The five are Standard Bank, GroBank (formerly the SA Bank of Athens), the Bank of China’s Johannesburg branch, Ubank and HBZ Bank.
The banks, apart from HBZ, received fines totaling R37.5m, however, some of the amounts were suspended.
The Bank found weaknesses in each of the banks’ money-laundering controls after routine inspections conducted during 2018 in terms of the Financial Intelligence Centre Act (Fica).
The Bank said the sanctions were imposed because of weaknesses in the banks’ compliance with the provisions of the act, and “not because the said banks were found to have facilitated transactions involving money laundering or the financing of terrorism”.
Standard Bank was fined R30m for failure to comply with suspicious and unusual transaction reporting requirements, but R7.5m of the penalty was suspended for a period of three years, subject to Standard Bank adhering to certain conditions imposed by the central bank.
GroBank was fined R5m for failing to comply with cash-threshold reporting requirements. Under the act, banks must report cash transactions of more than R25,000. It was also fined for failing to meet requirements for reporting suspicious and unusual transactions and failing to meet training requirements.

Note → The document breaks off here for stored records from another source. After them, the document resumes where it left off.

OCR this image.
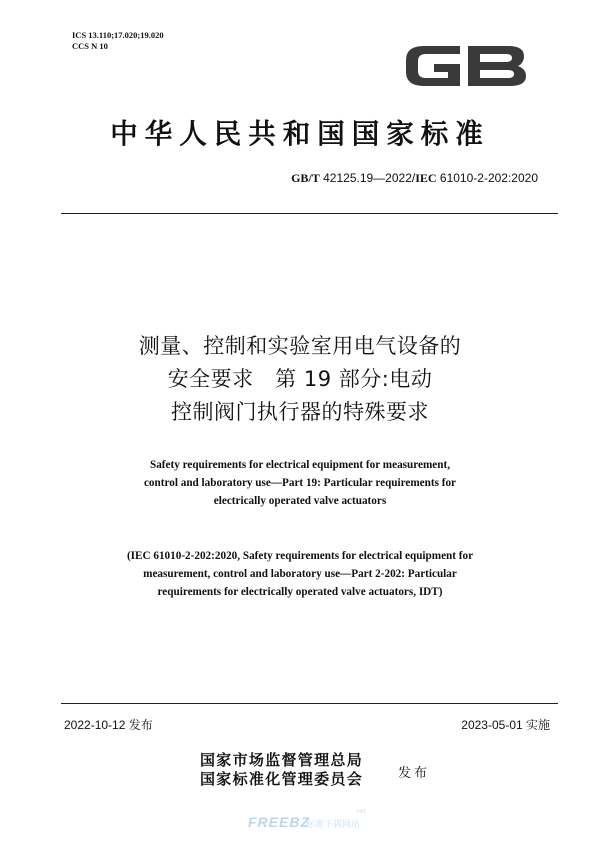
ICS 13.110;17.020;19.020
CCS N 10
中华人民共和国国家标准
GB/T 42125.19—2022/IEC 61010-2-202:2020
测量、控制和实验室用电气设备的
安全要求　第 19 部分:电动
控制阀门执行器的特殊要求
Safety requirements for electrical equipment for measurement,
control and laboratory use—Part 19: Particular requirements for
electrically operated valve actuators
(IEC 61010-2-202:2020, Safety requirements for electrical equipment for
measurement, control and laboratory use—Part 2-202: Particular
requirements for electrically operated valve actuators, IDT)
2022-10-12 发布	2023-05-01 实施
国家市场监督管理总局
国家标准化管理委员会	发布
FREEBZ
标准下载网站
net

The Bank of China was fined R2m for failing to meet cash-threshold reporting requirements. The full amounts of both these banks’ fines were, however, suspended subject to them meeting conditions imposed by the Bank.
Ubank was fined R500,000 for failing to comply with cash-threshold reporting requirements and given a directive to take remedial action.
HBZ was cautioned not to repeat the conduct that led to its failure to comply with suspicious and unusual transaction reporting requirements.
The Reserve Bank said, “The five banks are co-operating with the Reserve Bank and have agreed to the necessary measures to address the identified compliance deficiencies and control weaknesses.”